I shoot a lot of events and sports (mostly indoor) and prefer to use two bodies -- one with a short zoom and one with a long zoom. For a while, I used the 7D as the second body to the 5D3 and it was frustrating. I wanted every image to be as sharp and as clean as possible. When I switched from a long zoom situation to a short zoom situation, I found that I was swapping lenses between the two bodies. It would have been easier to shoot with a single body.
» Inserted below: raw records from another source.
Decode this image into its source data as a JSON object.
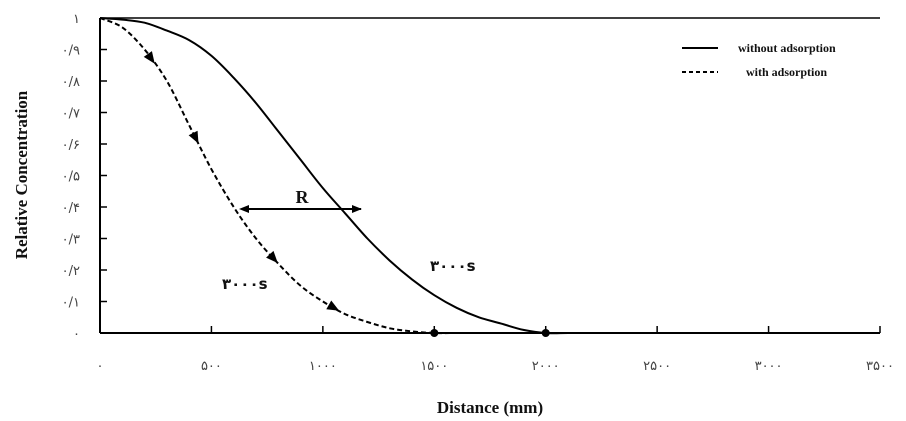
{
  "chart_data": {
    "type": "line",
    "title": "",
    "xlabel": "Distance (mm)",
    "ylabel": "Relative Concentration",
    "xlim": [
      0,
      3500
    ],
    "ylim": [
      0,
      1
    ],
    "x_ticks": [
      0,
      500,
      1000,
      1500,
      2000,
      2500,
      3000,
      3500
    ],
    "x_tick_labels": [
      "۰",
      "۵۰۰",
      "۱۰۰۰",
      "۱۵۰۰",
      "۲۰۰۰",
      "۲۵۰۰",
      "۳۰۰۰",
      "۳۵۰۰"
    ],
    "y_ticks": [
      0,
      0.1,
      0.2,
      0.3,
      0.4,
      0.5,
      0.6,
      0.7,
      0.8,
      0.9,
      1
    ],
    "y_tick_labels": [
      "۰",
      "۰/۱",
      "۰/۲",
      "۰/۳",
      "۰/۴",
      "۰/۵",
      "۰/۶",
      "۰/۷",
      "۰/۸",
      "۰/۹",
      "۱"
    ],
    "grid": false,
    "legend_position": "top-right",
    "series": [
      {
        "name": "without adsorption",
        "style": "solid",
        "x": [
          0,
          100,
          200,
          300,
          400,
          500,
          600,
          700,
          800,
          900,
          1000,
          1100,
          1200,
          1300,
          1400,
          1500,
          1600,
          1700,
          1800,
          1900,
          2000,
          2100,
          2200,
          2500,
          3000,
          3500
        ],
        "y": [
          1.0,
          0.995,
          0.985,
          0.96,
          0.93,
          0.88,
          0.81,
          0.73,
          0.64,
          0.55,
          0.46,
          0.38,
          0.3,
          0.23,
          0.17,
          0.12,
          0.08,
          0.05,
          0.03,
          0.01,
          0.0,
          0.0,
          0.0,
          0.0,
          0.0,
          0.0
        ]
      },
      {
        "name": "with adsorption",
        "style": "dashed",
        "x": [
          0,
          100,
          200,
          300,
          400,
          500,
          600,
          700,
          800,
          900,
          1000,
          1100,
          1200,
          1300,
          1400,
          1500,
          1600,
          1800,
          2000,
          2500,
          3000,
          3500
        ],
        "y": [
          1.0,
          0.97,
          0.9,
          0.8,
          0.66,
          0.52,
          0.4,
          0.3,
          0.22,
          0.15,
          0.1,
          0.06,
          0.035,
          0.015,
          0.005,
          0.0,
          0.0,
          0.0,
          0.0,
          0.0,
          0.0,
          0.0
        ]
      }
    ],
    "annotations": {
      "time_label_solid": "۳۰۰۰s",
      "time_label_dashed": "۳۰۰۰s",
      "retardation_label": "R"
    },
    "colors": {
      "line": "#000000",
      "axis": "#000000"
    }
  }
}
The 5D3 AF system is extremely good, every bit as good as the 7D. I don't miss the extra 2 FPS of the 7D. However, I do have to be more selective when I burst in RAW because the 5D3 buffer fills up faster. Still, this hasn't been a problem. In low light, I have found tracking sometimes loses focus when the subject lacks contrast. But, playing with the Case settings has resolved much of this.

I'm in a situation where I occasionally challenge the limits of the 5D3 with low light sports -- such as with figure skating. 6 fps (and 8 fps of the 7D) is too slow to rely on. Skaters can rotate 180 degrees between frames. I have to rely on timing, instead. I've been tempted by the 7D2 with hopes that it will track better and the 10 fps may increase the odds of capturing a mid-jump shot with the skater looking in my direction. But, I can't go back to crop for these low light situations. The 7D2 might give me a few extra shots that I'm missing with the 5D3, but every shot will lose the extra pop that I get with the 5D3. My keeper rate with the 5D3 is quite high and I'm not willing to drop down in IQ for the sake of a few extra images.

I understand that the 5D3 still has at least a stop advantage over the 7D2 in noise. I live between ISO 3200 and 6400, so that extra stop is important to me. If you most often shoot below 3200, noise may not be a factor.

For action with more light, perhaps the 7D2 will do fine. It's worth noting that an f2.8 lens on crop has the DOF of an f4.4 lens on FF. So, crop does benefit from this extra wiggle room when tracking moving subjects. It can be off just a tad and subjects will still appear in focus. If the FF body loses focus slightly while tracking, it may be more noticeable. However, when it locks on, the FF body will still have more pop with the smaller DOF and the sharper images.

I must stress that the 5D3 has a fantastic AF system and is an underrated sports body. Personally, I'm in a position to up my game and seriously considered the 7D2 for its advantages with AF tracking and 10 FPS. But, for the reasons stated above, I'd rather stick with full frame. I've decided that the only path up for me is a 1Dx (which is on order, thanks to dropping prices).


----------